Six ou sept livres ne me faisaient pas peur à l’époque. Je lisais exactement du lever au coucher, avec pour seules interruptions les repas et les trajets de la maison à la bibliothèque paroissiale. Mes grands-parents n’attendaient rien d’un enfant, ni services, ni facéties, ni activités de plein air. Ils me demandaient simplement de ne pas être turbulent, en quoi j’ai toujours excellé. Ils ne s’étonnaient pas que je consacre quinze heures quotidiennes à la lecture. De temps à autre, l’un d’eux me lançait que j’allais m’abîmer les yeux à tant lire, mais sans conviction : chez les Aerens on garde une vue perçante jusqu’à un âge avancé, de même qu’on est grand, avec une chevelure abondante et une nette tendance à l’embonpoint.

J’échappais donc chez eux à deux périls : qu’on me fasse un complexe de ma propension exagérée à la lecture, et qu’on me traite comme un prodige, parce que je consommais 100 pages à l’heure, 1 500 pages par jour, 30 000 pages sur l’ensemble de mon séjour wavrien, sans aucune marque de lassitude ou de bougeotte. Je peux témoigner qu’en province wallonne, aux environs de 1968, la notion de surdoué n’existait pas, ni même de vocation littéraire ; et dans ma voracité bibliophagique, ma grand-mère Suzanne voyait simplement le signe que j’aimais bien lire.

De même on pouvait petit-déjeuner de vingt tartines ou se relever la nuit pour dévorer un demi-jambon, sans se voir taxer de gourmandise : à peine si quelqu’un constatait placidement que vous aviez un bon appétit. Ce genre d’attitude me plaît, qui tient à l’indifférence et aussi à un certain optimisme : pour ma famille grand-maternelle, les excès n’étaient pas la marque d’un vice, mais une preuve de bonne santé.

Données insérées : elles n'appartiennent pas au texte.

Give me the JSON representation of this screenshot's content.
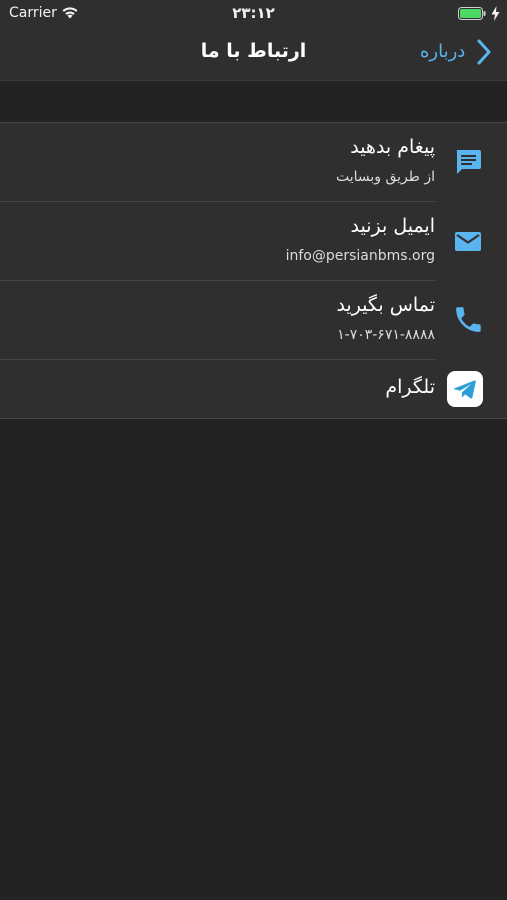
{
  "status_bar": {
    "carrier": "Carrier",
    "time": "۲۳:۱۲"
  },
  "nav": {
    "title": "ارتباط با ما",
    "back_label": "درباره"
  },
  "contacts": [
    {
      "icon": "message-icon",
      "title": "پیغام بدهید",
      "subtitle": "از طریق وبسایت"
    },
    {
      "icon": "mail-icon",
      "title": "ایمیل بزنید",
      "subtitle": "info@persianbms.org"
    },
    {
      "icon": "phone-icon",
      "title": "تماس بگیرید",
      "subtitle": "۱-۷۰۳-۶۷۱-۸۸۸۸"
    },
    {
      "icon": "telegram-icon",
      "title": "تلگرام"
    }
  ],
  "colors": {
    "accent": "#5ab4f0",
    "battery": "#4cd964",
    "background": "#232323",
    "bar": "#2f2f2f"
  }
}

Tous les souvenirs heureux de ma préhistoire ont Wavre pour cadre. Goûters qui combinaient les fruits de la belle saison. Microsillons craquant sous la vieille aiguille pour diffuser Chopin. Pages tournées sans fin, sans fatigue. Mousquetaires, jeunes filles aux longues jambes, passages secrets. Odeur du fromage fondu au jambon d’Ardenne, Franco-Suisse, couvert d’un bol blanc retourné. Et l’arc-en-ciel que mon oncle curé cherchait toujours à reproduire avec un porte-couteau.

Mais la lumière ne se laissait pas piéger dans n’importe quel prisme. Un autre bonheur était de reconnaître et de capturer dans le roman de l’après-midi cette lumière laminée. Certaines images se fixaient ainsi pour toujours, inaccessibles et transparentes, dans un bloc de verre ou d’ambre. Le Portrait de la Maréchale, à demi caché par un rideau, avec ses ors et ses blancs qui se détachent sur un fond de ténèbres, est un de ces presse-papiers. Je ne comprenais pas très bien L’Éducation Sentimentale, son ancrage historique et ses foudroyantes ellipses. Mais le prisme, qui est la vérité du monde sensible, je le trouvais là. « Il connut la mélancolie des paquebots, les froids réveils sous la tente, l’étourdissement des paysages et des ruines… » On n’a jamais fait mieux.

Ces quinze jours de paix séparée m’aidaient à tenir, durant les cinquante semaines qui allaient suivre et grignoter ma résistance. Après les espoirs déçus de la rentrée scolaire, après les premiers sordides week-ends, je n’étais plus que perte et mensonge, au milieu d’une horrible vie de religion et de football. Mais un peu de phosphore subsistait pourtant, de l’euphorie initiale qu’avait soulevée en moi le rugueux parfum des livres, leur poivre, mot qui rimait, dans ma diction d’alors, avec Wavre où j’étais immortel.